Inherently Ridiculous

Nuggets of Wisdom, Bowls of Preponderance. Ashing on Your Floor Since 2003.

5.19.2005

Wouldn't It Be Cool If?

*Poof
I wake up and I'm in my apartment, all moved in. Things are lovely, and I smell bacon cooking.

*Poof
I'm in Texas, with all my friends, sans traveling hassel.

*Poof
My paper wrote themselves.

*Poof
The doctors fix my back tomorrow.

*Poof
I'm in Paris

*Poof
I'm not lonely

Ultimately, none of those things are going to happen. I'm magic but not that magic. I'm working on it. All of those dreams will become a reality, but due to some effort on my part, that's for damn sure. I'm not stressed though -- and it's odd. I have my French Oral Final Friday, but things are shaping up rather nicely. Paper due next Wednesday, or the Wednesday after at the latest, then ASL finishes up, then a weekend to do a psychology paper.

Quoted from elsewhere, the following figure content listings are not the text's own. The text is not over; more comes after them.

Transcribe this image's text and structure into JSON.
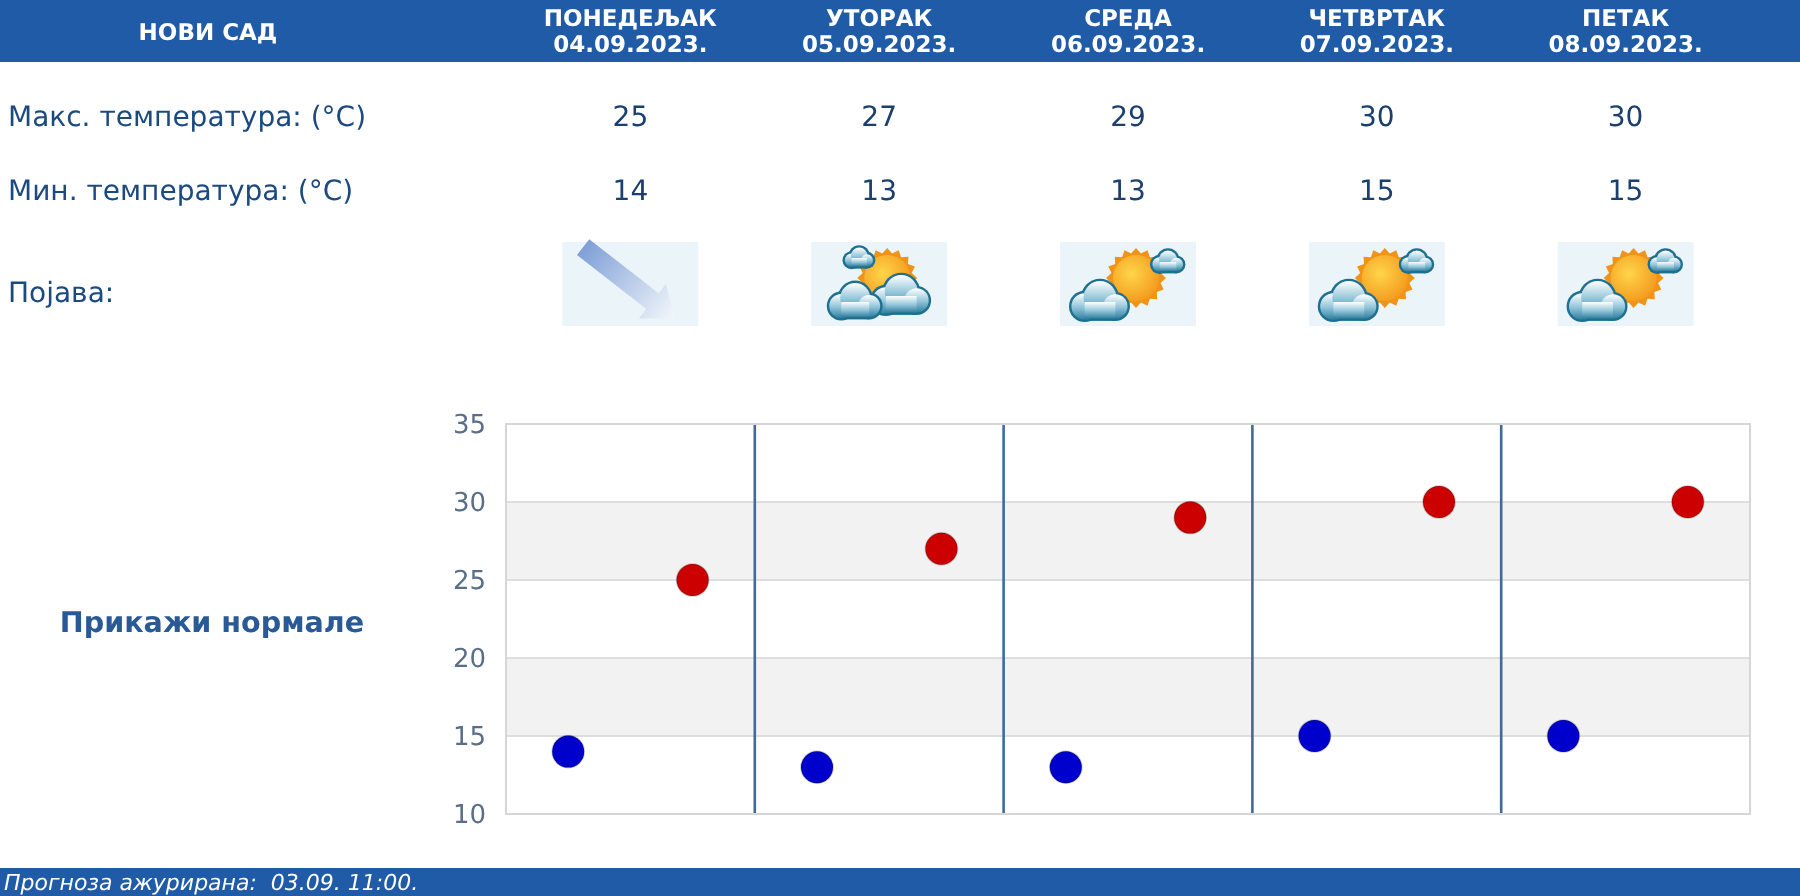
{
  "chart_data": {
    "type": "scatter",
    "title": "НОВИ САД",
    "categories": [
      null,
      null,
      null,
      null,
      null
    ],
    "series": [
      {
        "color": "#cc0000",
        "values": [
          25,
          27,
          29,
          30,
          30
        ]
      },
      {
        "color": "#0000cc",
        "values": [
          14,
          13,
          13,
          15,
          15
        ]
      }
    ],
    "ylim": [
      10,
      35
    ],
    "yticks": [
      10,
      15,
      20,
      25,
      30,
      35
    ],
    "grid": true,
    "marker": "circle",
    "data_labels": true,
    "bands": [
      {
        "axis": "y",
        "from": 15,
        "to": 20,
        "color": "#f2f2f2"
      },
      {
        "axis": "y",
        "from": 25,
        "to": 30,
        "color": "#f2f2f2"
      }
    ],
    "annotations": [
      "ПОНЕДЕЉАК 04.09.2023.",
      "УТОРАК 05.09.2023.",
      "СРЕДА 06.09.2023.",
      "ЧЕТВРТАК 07.09.2023.",
      "ПЕТАК 08.09.2023.",
      "Макс. температура: (°C)",
      "Мин. температура: (°C)",
      "Појава:",
      "Прикажи нормале",
      "Прогноза ажурирана:  03.09. 11:00."
    ]
  }
}
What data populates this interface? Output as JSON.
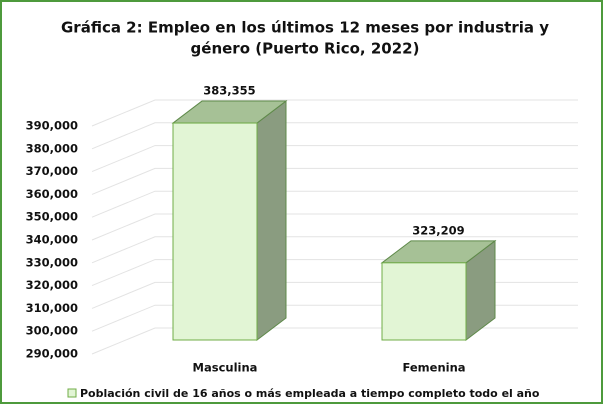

Then I'm done. This year hasn't turned out academically as brillant as one would hope. But at the same time I've grown as a person in some pretty fundamental ways. I keep remember what Maria told me at the beginning of the year: people's grades tend to go down, on the whole, during their second year. So, maybe I'm academically normal?

That's all the worrying I've got in me right now. Oh packing. This is so damn annoying. Friday, oh will I do most of it Friday.

Trashy fiction, and bed here I come. Damn, I need to get up and do laundry. Ehh. And read French. Ehh.